The Long Island native pledged to “make sure we don’t have 100,000 rapes in this country next year, make sure we don’t have 100,000 drug overdoses from Chinese fentanyl and Mexican heroin, and make sure we don’t have 17,000 homicides.”

Patel, 44, said “those numbers need to be cut in half immediately, and the public will regain trust in the FBI and law enforcement.”

The nominee largely avoided taking the bait of political opponents on the Senate Judiciary Committee, while making a candid assessment of his foes to Sen. John Kennedy (R-La.)

“You’ve made a lot of people mad, haven’t you?” Kennedy asked Patel, a former congressional, defense and intelligence official known for propagating the theory of “deep state” bias against President Trump during his first term.

“It seems so, senator,” Patel concurred.

“You think maybe you made the right people mad?” Kennedy followed up, to chuckles in the audience.

“As my FBI agents, the brick agents told me, when I was running cases with them across this country and around the world, if you’re not ticking off some people, you’re not doing your job right,” Patel said.

Kennedy then pushed back on Democrats who had branded Patel a “conspiracy theorist.”

“Sounds to me like we need to get some new conspiracy theories because all the old ones turned out to be true” the senator said. “Conspiracy theorists are up something like 37-0.”

Patel pledged to Kennedy that he would not use the FBI to go after Democrats — after Trump’s Mar-a-Lago residence was raided in 2022 to recover national security documents and after since-departed bureau leaders were caught swapping anti-Trump messages during a leaky probe of whether the Republican illegally colluded with Russia to win the 2016 election.

“When reforming the FBI and Justice Department, ‘two wrongs don’t make a right, but they do make it even’ is the wrong approach, isn’t it?” Kennedy asked.

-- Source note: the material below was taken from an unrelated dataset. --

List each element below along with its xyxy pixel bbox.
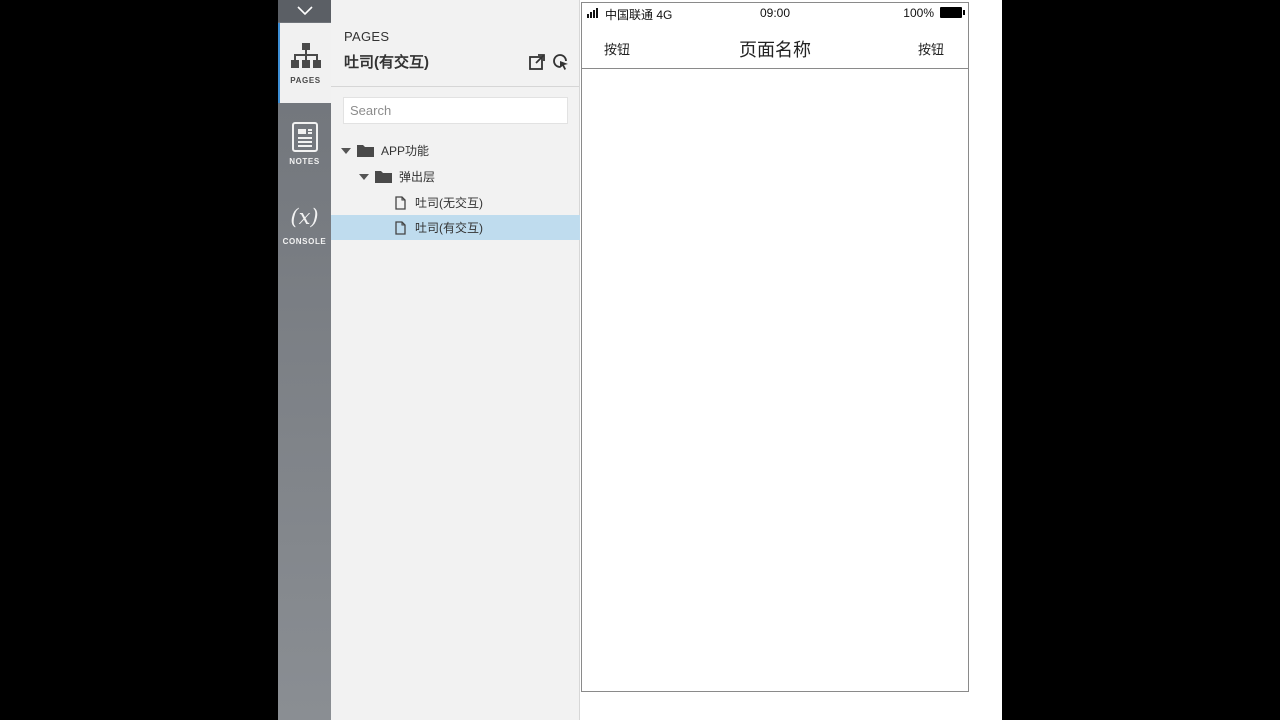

“That’s correct,” Patel replied.

Some of Trump’s supporters, including White House budget director nominee Russ Vought, have advocated for the FBI to be “abolished,” but Patel insisted “98% of the FBI is courageous, apolitical warriors of justice.

“They just need better leadership,” he added.

Patel fended off Democratic attacks largely without fireworks — distancing himself from his connection to circulating a recording of jailed Capitol riot participants singing together and referring senators to his financial disclosures without delving into them.

Patel, who worked 12 years as a public defender in Florida before serving in the Justice Department as a trial attorney from 2014 to 2017, received praise from Sen. Mike Lee (R-Utah) for his views on Fourth Amendment protections for American records.

He slammed congressional Democrats for unleashing a barrage of abuse against him, including a message that called him “a detestable sand n—– who had no right being in this country.”

Sen. Amy Klobuchar (D-Minn.) attempted to lean into Patel for at one point saying that the FBI headquarters “should be shut down and reopened as a Museum of the Deep State.”

“If the best attacks on me are going to be false accusations and grotesque mischaracterizations, the only thing this body is doing is defeating the credibility of the men and women at the FBI,” he fired back.

“I stood with them, here in this country, in every theater of war we have, I was on the ground in service to this nation. And any accusations leveled against me that I would somehow put political bias before the Constitution are grotesquely unfair.”